Dat zegt Ian Brown van het Britse Veterinair Instituut, de tegenhanger van ons Centraal Veterinair Instituut, schrijft Boerderij.

Sinds 2006 zou het aantal op ziekte geteste vogels van 60.000 per jaar zijn afgenomen tot minder dan 10.000 in Europa. Dat zorgt voor onbetrouwbaarheid in wat we weten en veronderstellen over de verspreiding van ziekten vanuit het wild naar landbouwhuisdieren. Nederland testte slechts 262 vogels, terwijl ons streefaantal op 1.000 ligt. Of 1.000 genoeg en 262 te weinig is, is echter maar de vraag.

'Elke vogel kan het virus hebben'
Brown deed zijn uitspraken voor het permanent comité voor de diergezondheid van de Europese Commissie.

Duitsland wil meer onderzoek doen naar wilde vogels. Brown vermoed dat zulks weinig zal opleveren omtrent de maatregelen die genomen moeten worden. Stel je voor wat het ministerie van Economische Zaken in ons land zou moeten doen als een besmetting bij een wilde vogel buiten een van de getroffen gebieden zou worden gevonden. "Er is dan eigenlijk geen juridische basis voor het treffen van maatregelen. Het beste wat een pluimveehouder kan doen, is ervan uitgaan dat elke vogel buiten het virus bij zich kan hebben. Hij moet zorgen dat hij de juiste hygiënische maatregelen neemt om het virus buiten de deur te houden", zegt Brown. Dat is inderdaad waar het Nederlandse ministerie van EZ pluimveehouders direct na de uitbraak in Hekendorp toe opriep.

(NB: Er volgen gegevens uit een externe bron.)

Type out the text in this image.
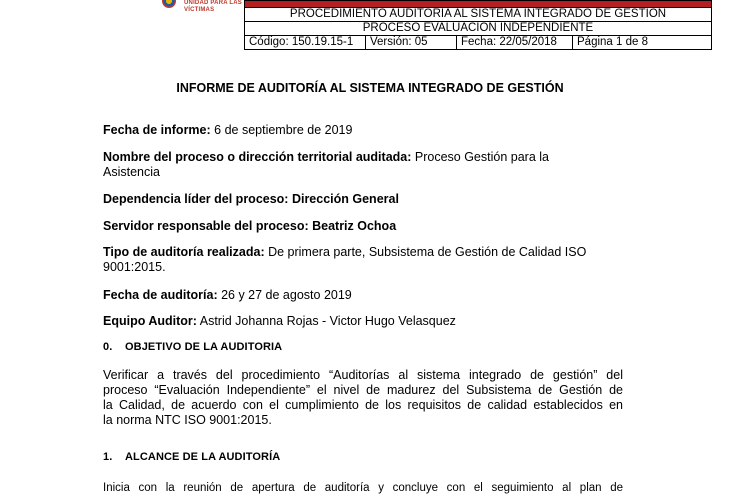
UNIDAD PARA LAS VÍCTIMAS	PROCEDIMIENTO AUDITORIA AL SISTEMA INTEGRADO DE GESTIÓN
PROCESO EVALUACIÓN INDEPENDIENTE
Código: 150.19.15-1	Versión: 05	Fecha: 22/05/2018	Página 1 de 8
INFORME DE AUDITORÍA AL SISTEMA INTEGRADO DE GESTIÓN
Fecha de informe: 6 de septiembre de 2019
Nombre del proceso o dirección territorial auditada: Proceso Gestión para la
Asistencia
Dependencia líder del proceso: Dirección General
Servidor responsable del proceso: Beatriz Ochoa
Tipo de auditoría realizada: De primera parte, Subsistema de Gestión de Calidad ISO
9001:2015.
Fecha de auditoría: 26 y 27 de agosto 2019
Equipo Auditor: Astrid Johanna Rojas - Victor Hugo Velasquez
0. OBJETIVO DE LA AUDITORIA
Verificar a través del procedimiento “Auditorías al sistema integrado de gestión” del
proceso “Evaluación Independiente” el nivel de madurez del Subsistema de Gestión de
la Calidad, de acuerdo con el cumplimiento de los requisitos de calidad establecidos en
la norma NTC ISO 9001:2015.
1. ALCANCE DE LA AUDITORÍA
Inicia con la reunión de apertura de auditoría y concluye con el seguimiento al plan de
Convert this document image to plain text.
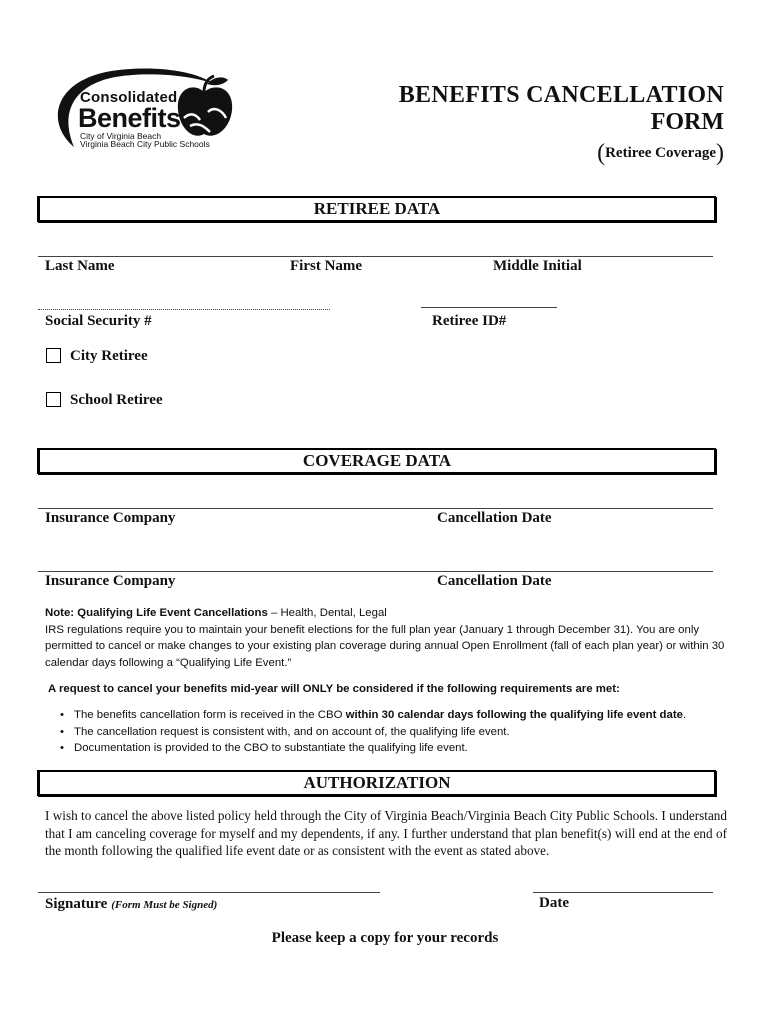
Consolidated
Benefits
City of Virginia Beach
Virginia Beach City Public Schools
BENEFITS CANCELLATION
FORM
(Retiree Coverage)
RETIREE DATA
Last Name	First Name	Middle Initial
Social Security #	Retiree ID#
City Retiree
School Retiree
COVERAGE DATA
Insurance Company	Cancellation Date
Insurance Company	Cancellation Date
Note: Qualifying Life Event Cancellations – Health, Dental, Legal
IRS regulations require you to maintain your benefit elections for the full plan year (January 1 through December 31). You are only permitted to cancel or make changes to your existing plan coverage during annual Open Enrollment (fall of each plan year) or within 30 calendar days following a “Qualifying Life Event.”
A request to cancel your benefits mid-year will ONLY be considered if the following requirements are met:
• The benefits cancellation form is received in the CBO within 30 calendar days following the qualifying life event date.
• The cancellation request is consistent with, and on account of, the qualifying life event.
• Documentation is provided to the CBO to substantiate the qualifying life event.
AUTHORIZATION
I wish to cancel the above listed policy held through the City of Virginia Beach/Virginia Beach City Public Schools. I understand that I am canceling coverage for myself and my dependents, if any. I further understand that plan benefit(s) will end at the end of the month following the qualified life event date or as consistent with the event as stated above.
Signature (Form Must be Signed)	Date
Please keep a copy for your records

Dijksma zet in op meer onderzoek naar wilde vogels
In een Kamerbrief maakte staatssecretaris Dijksma vanmiddag bekend in te zetten op meer onderzoek naar wilde vogels. Daar is al mee begonnen en het zal nog verder worden uitgebreid. Erasmus MC, het NIOO en SOVON zullen daartoe samenwerken met het Duitse Friedrich Loeffler Institut. Duitsland bepleit, met steun van Nederland, de instelling van een Europees fonds voor de monitoring van wilde vogels, schrijft het FD.